More insights:  There are two main controls people usually use for faceting: surface tolerance and normal tolerance.  I would first look at the surface tolerance you are using. The old faceter used that tolerance as a guide or target, but wasn't required to meet that tolerance.  The new faceter will produce more facets to meet that tolerance; hence the results are more predictable and faceting results scale better as the tolerance changes.  Take a model that is performing too slow or producing too many facets.  Loosen the surface tolerance and evaluate the quality.  Also, we have added a new control: edge factor.  This uses the surface tolerance, multplies it by edge factor, and uses that number for facets that lie on the edge.  By setting that to 0.5 you can get finer facets along the edge. This is available only in facet_options, so you may want to simply switch from refinements to facet_options.

Trusted Contributor
Tim
Posts: 14

Re: R21 Faceter

We expose a medium, fine, very fine type UI to our customers. Internally these settings are mapped to normal deviations.
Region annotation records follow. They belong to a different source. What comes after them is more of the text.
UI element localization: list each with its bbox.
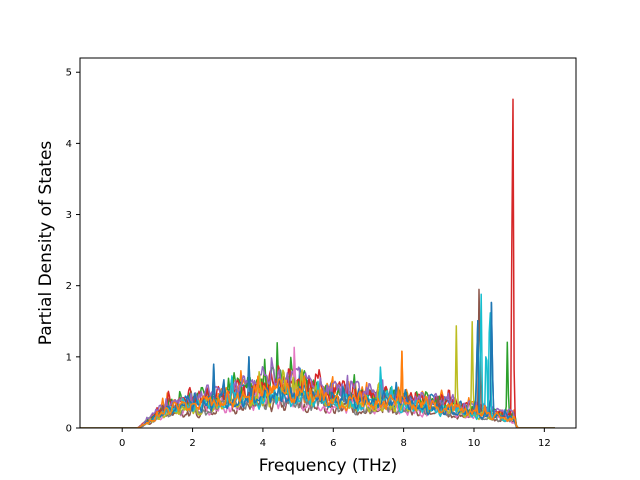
y-tick-label: 3 xyxy=(66,210,72,221)
plot-frame xyxy=(79,57,577,429)
series-group xyxy=(80,98,555,428)
x-tick-label: 10 xyxy=(468,438,481,449)
x-tick-label: 4 xyxy=(260,438,266,449)
y-tick-label: 1 xyxy=(66,352,72,363)
x-tick-label: 12 xyxy=(538,438,551,449)
pdos-series-line xyxy=(80,350,555,428)
x-tick-label: 8 xyxy=(400,438,406,449)
x-axis-label: Frequency (THz) xyxy=(259,456,398,476)
y-axis-label: Partial Density of States xyxy=(36,141,56,346)
pdos-series-line xyxy=(80,301,555,428)
y-tick-label: 0 xyxy=(66,424,72,435)
x-tick-label: 2 xyxy=(189,438,195,449)
x-tick-label: 0 xyxy=(119,438,125,449)
pdos-series-line xyxy=(80,98,555,428)
y-tick-label: 5 xyxy=(66,68,72,79)
y-tick-label: 2 xyxy=(66,281,72,292)
x-tick-label: 6 xyxy=(330,438,336,449)
y-tick-label: 4 xyxy=(66,139,72,150)
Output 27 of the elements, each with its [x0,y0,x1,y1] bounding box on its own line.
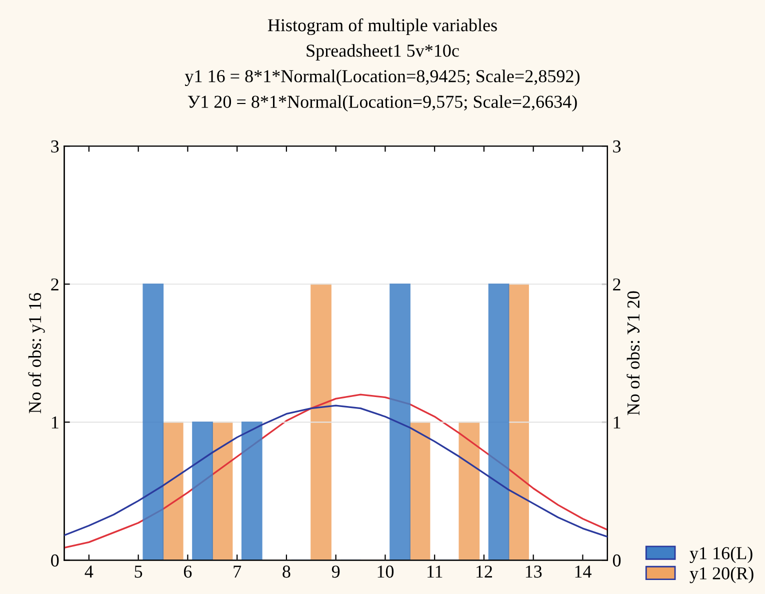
x-tick-label: 10 [378,566,394,578]
legend-label: y1 16(L) [690,546,752,564]
y-axis-title: No of obs: y1 16 [28,292,45,414]
text: У1 20 = 8*1*Normal(Location=9,575; Scale=2,6634) [188,95,577,112]
x-tick-label: 9 [332,566,340,578]
legend-label: y1 20(R) [690,566,754,584]
y2-axis-title: No of obs: У1 20 [626,291,640,416]
y-tick-label: 2 [51,278,58,290]
chart-subtitle: Spreadsheet1 5v*10c [306,44,459,60]
x-tick-label: 14 [575,566,592,578]
x-tick-label: 7 [234,566,242,578]
y2-tick-label: 1 [614,416,620,428]
x-tick-label: 12 [476,566,492,578]
x-tick-label: 5 [134,566,142,578]
x-tick-label: 6 [184,566,192,578]
x-tick-label: 4 [84,566,94,578]
y-tick-label: 1 [52,416,58,428]
y2-tick-label: 0 [612,554,621,567]
y2-tick-label: 3 [613,140,621,153]
y-tick-label: 0 [51,554,59,567]
x-tick-label: 13 [526,566,542,578]
y2-tick-label: 2 [613,278,620,290]
y-tick-label: 3 [51,140,59,153]
chart-title: Histogram of multiple variables [268,18,497,36]
x-tick-label: 8 [282,566,290,578]
text: y1 16 = 8*1*Normal(Location=8,9425; Scale=2,8592) [184,70,580,86]
x-tick-label: 11 [427,566,442,578]
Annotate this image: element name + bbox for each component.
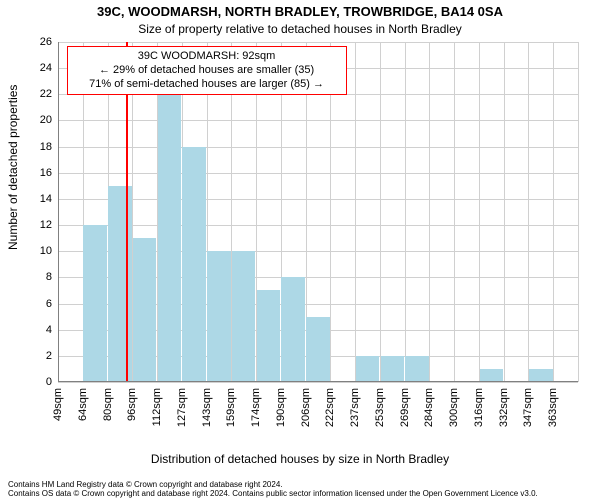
x-tick-label: 237sqm [355,349,367,388]
x-tick-label: 80sqm [108,355,120,388]
y-tick-label: 10 [40,245,52,257]
x-tick-label: 222sqm [330,349,342,388]
x-tick-label: 284sqm [429,349,441,388]
x-tick-label: 49sqm [58,355,70,388]
attribution-line2: Contains OS data © Crown copyright and d… [8,489,592,498]
histogram-bar [158,94,182,382]
gridline-v [405,42,406,382]
x-tick-label: 174sqm [256,349,268,388]
gridline-v [578,42,579,382]
gridline-v [479,42,480,382]
y-tick-label: 16 [40,167,52,179]
x-tick-label: 332sqm [504,349,516,388]
y-tick-label: 18 [40,141,52,153]
y-tick-label: 2 [46,350,52,362]
y-tick-label: 22 [40,88,52,100]
x-tick-label: 190sqm [281,349,293,388]
gridline-v [528,42,529,382]
x-tick-label: 253sqm [380,349,392,388]
x-tick-label: 300sqm [454,349,466,388]
histogram-bar [182,147,206,382]
y-axis-label: Number of detached properties [6,85,20,250]
axis-left [58,42,59,382]
gridline-v [429,42,430,382]
y-tick-label: 8 [46,271,52,283]
x-tick-label: 206sqm [306,349,318,388]
gridline-h [58,120,578,121]
x-axis-label: Distribution of detached houses by size … [0,452,600,466]
y-tick-label: 24 [40,62,52,74]
x-tick-label: 64sqm [83,355,95,388]
y-tick-label: 4 [46,324,52,336]
gridline-h [58,147,578,148]
x-tick-label: 269sqm [405,349,417,388]
gridline-v [553,42,554,382]
annotation-box: 39C WOODMARSH: 92sqm ← 29% of detached h… [67,46,347,95]
attribution: Contains HM Land Registry data © Crown c… [8,480,592,498]
gridline-h [58,42,578,43]
annotation-line1: 39C WOODMARSH: 92sqm [74,50,340,64]
y-tick-label: 14 [40,193,52,205]
chart-title-main: 39C, WOODMARSH, NORTH BRADLEY, TROWBRIDG… [0,4,600,19]
x-tick-label: 347sqm [528,349,540,388]
x-tick-label: 363sqm [553,349,565,388]
x-tick-label: 159sqm [231,349,243,388]
x-tick-label: 96sqm [132,355,144,388]
chart-title-sub: Size of property relative to detached ho… [0,22,600,36]
y-tick-label: 12 [40,219,52,231]
gridline-v [380,42,381,382]
axis-bottom [58,381,578,382]
gridline-h [58,225,578,226]
histogram-bar [108,186,132,382]
x-tick-label: 112sqm [157,350,169,388]
annotation-line3: 71% of semi-detached houses are larger (… [74,78,340,92]
y-tick-label: 6 [46,298,52,310]
gridline-h [58,199,578,200]
x-tick-label: 143sqm [207,349,219,388]
gridline-v [504,42,505,382]
x-tick-label: 316sqm [479,349,491,388]
plot-area: 39C WOODMARSH: 92sqm ← 29% of detached h… [58,42,578,382]
attribution-line1: Contains HM Land Registry data © Crown c… [8,480,592,489]
y-tick-label: 20 [40,114,52,126]
annotation-line2: ← 29% of detached houses are smaller (35… [74,64,340,78]
gridline-v [454,42,455,382]
x-tick-label: 127sqm [182,349,194,388]
y-tick-label: 26 [40,36,52,48]
gridline-v [355,42,356,382]
gridline-h [58,173,578,174]
y-tick-label: 0 [46,376,52,388]
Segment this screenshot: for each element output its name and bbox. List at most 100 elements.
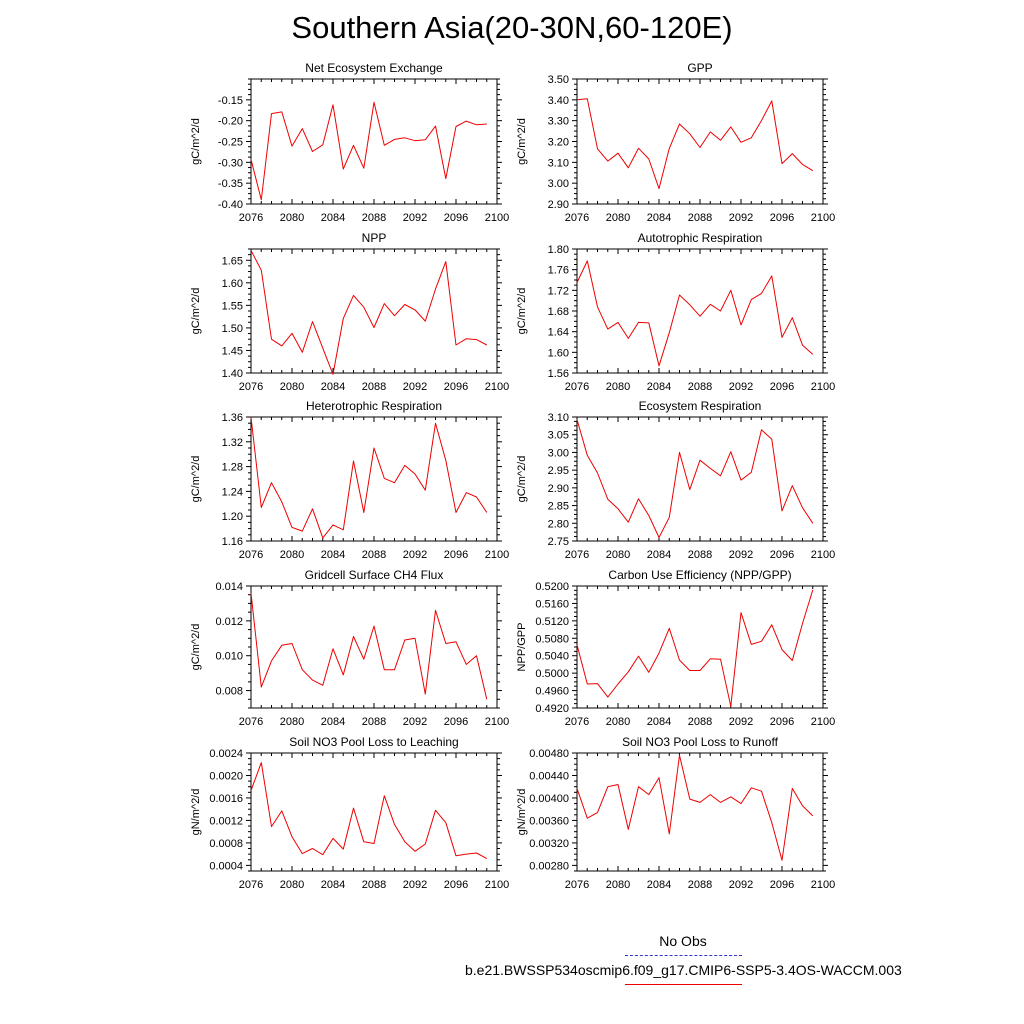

We use the default tolerances for the other tolerances.  We then apply these using api_set_entity_refinement.  These basic settings are used for visualization.   We also have advanced settings that expose most of the refinement attributes  where performance is not a priority.

 

So if I understand correctly, normal deviation in R21 is better applied such that I should be able to go from 15 to 30 with similar quality.   Is that also the case for analytics as well as NURBs?

 

Thanks for the quick reply!

 

Tim Olson

Encore Software

Spatial Employee
asdf
Posts: 93

Re: R21 Faceter

Hi Tim

 

I think I understand what your application is doing.  To be sure I will paraphrase in code

 

double normal_tolerances_for_quality = {

15, // coarse

10, //medium

5 // fine

};

 

facet_options_visualization fov;

int quality_level = get_application_quality_level();

fov.get_expert_options().set_normal_tolerance( normal_tolerances_for_quality[quality_level] );

//...

api_facet_entity( ent, &fov );

 

======

Now some comments:

 

  •  We designed facet_options_visualization to specifically support an interface like yours.  The easiest thing to do would be use facet_options_visualization and control face_quality and or edge_quality to set your toggle switch.  We have spent some time optimizing this.
  •  A huge selling point of the new algorithm is that it does just as well on spline surfaces as it does on analytic surfaces.  You should only need to set tolerances once, without regard for what the surface type is.
  • There were bugs that caused surface tolerance to be missed by a little bit for analytics in R20: specifically, the diagonals of quads did not always meet tolerance.  We have fixed those.
  • If you choose not to use facet_options_visualization to control quality, but use facet_options_expert instead, it is easier to get slow and/or lower quality results.  With that in mind, here are some guidelines for expert mode.
  1. The flags set_check_and_generate_pcurves and set_do_narrow_region_repair may have more of an impact on performance than the tolerance settings per se.
  2. Surface tolerance is a better primary control of facet quality than normal tolerance because it gives big features more facets.  This allows similar visible quality with many less facets.  (Think of a circle.  To facet it you need 360/15 = 24 facets whether it has radius 1000 or 1e-3.  For visualization, the circle of radius 1000 matters a lot more than the circle of radius 1e-3).
  3. To amplify the previous point: I have done experiments with large parts faceting with either normal or surface tolerance as a primary control.  Using normal tolerance 45 degrees and surface tolerance in the neighboorhood of 1/4000*(model bounding box diag) gives visually acceptable results with many fewer (i.e., a factor of 4 or 5) as compared to using 15 or 20 degrees normal tolerance.

 

Because there are so many dials, it is hard to make precise comparisons with regard to faceting speed, but you should be able to do better than a factor of two worse than before.  Moreover, I would be very surprised if you cannot get usable results with significantly fewer facets than you had with R20.  Please let us know (either here or via customer support) if you run into further problems.